One mechanistic explanation of how upstream IGHV1-69 hotspot mutations allow engaging in lymphoma-like signaling comes from the superior responses to IgM ligation for one of the lymphoma-derived BCRs with mutated CDR1. It is plausible, that specific mutation-induced steric changes in receptors of this family with their inherent propensity for autoreactivity lower the activation threshold for cross-reaction with self-antigens. This is also illustrated by the light chain dependency of this activation effect. Interestingly, this BCR not only carries two CDR1 hotspot mutations but also shares other characteristics with classical elite-neutralizing HCV antibodies, e.g. the long and hydrophobic CDR3, the hydrophobic CDR2 and the rather high mutation rate of 94% identity to germline22. The requirement for multiple BCR alterations in combination with proper light chain usage might contribute to the only moderately elevated lymphoma risk of HCV patients.

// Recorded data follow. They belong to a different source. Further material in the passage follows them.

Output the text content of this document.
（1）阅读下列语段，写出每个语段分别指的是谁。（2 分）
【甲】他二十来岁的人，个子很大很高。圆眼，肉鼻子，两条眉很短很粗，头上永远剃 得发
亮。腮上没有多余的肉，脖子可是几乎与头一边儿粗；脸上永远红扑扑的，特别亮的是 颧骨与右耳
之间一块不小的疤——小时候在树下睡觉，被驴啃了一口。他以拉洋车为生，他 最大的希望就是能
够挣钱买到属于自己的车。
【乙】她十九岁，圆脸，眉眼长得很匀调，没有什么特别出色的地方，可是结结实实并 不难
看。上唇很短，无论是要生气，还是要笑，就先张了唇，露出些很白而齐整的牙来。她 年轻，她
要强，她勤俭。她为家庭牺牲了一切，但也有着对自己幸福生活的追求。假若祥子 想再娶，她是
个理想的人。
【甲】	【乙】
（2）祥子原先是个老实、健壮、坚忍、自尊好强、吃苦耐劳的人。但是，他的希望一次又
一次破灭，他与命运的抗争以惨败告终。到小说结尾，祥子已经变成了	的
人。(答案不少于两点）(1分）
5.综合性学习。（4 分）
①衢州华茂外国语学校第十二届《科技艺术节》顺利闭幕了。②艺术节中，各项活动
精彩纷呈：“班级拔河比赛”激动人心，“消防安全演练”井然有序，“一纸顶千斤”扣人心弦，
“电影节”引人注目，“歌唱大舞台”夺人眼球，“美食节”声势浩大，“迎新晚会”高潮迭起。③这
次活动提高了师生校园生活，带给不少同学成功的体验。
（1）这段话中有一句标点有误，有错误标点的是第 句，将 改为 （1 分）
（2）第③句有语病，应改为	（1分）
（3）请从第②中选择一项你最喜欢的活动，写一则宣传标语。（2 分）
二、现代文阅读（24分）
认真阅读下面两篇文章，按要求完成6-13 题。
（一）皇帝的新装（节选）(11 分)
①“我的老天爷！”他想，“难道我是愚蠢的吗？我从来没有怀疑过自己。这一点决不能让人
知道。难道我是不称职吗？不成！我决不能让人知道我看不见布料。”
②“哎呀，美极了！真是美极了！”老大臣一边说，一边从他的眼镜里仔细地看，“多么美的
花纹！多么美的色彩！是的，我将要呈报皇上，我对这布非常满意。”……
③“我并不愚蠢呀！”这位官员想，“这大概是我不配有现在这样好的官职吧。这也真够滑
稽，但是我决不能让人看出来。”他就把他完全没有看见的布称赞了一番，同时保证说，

From a clinical perspective, the substantial longevity of the HCV-induced oncogenic imprints despite cessation of antigenic pressure may provide an explanation for the increased lymphoma risk even after HCV cure that has been suggested by some cohort studies. One of these studies showed that three of 431 DAA-treated patients were afterward diagnosed with high-grade non-Hodgkin lymphoma; the prevalence in this cohort was 696 per 100,000 - about 30 times higher compared with the general population49. Also, El-Serag et al50 demonstrated no impact of DAA treatment on non-Hodgkin lymphoma risk. Our finding of lymphoma-like B cell programs in the absence of HCV antigenic pressure may explain why viral elimination induces remissions only in selected lymphoma cases.
Together, this data contributes a new perspective on how anti-viral immune responses may foster lymphomagenesis and should raise our awareness of elevated lymphoma risk in successfully treated HCV patients in the DAA era.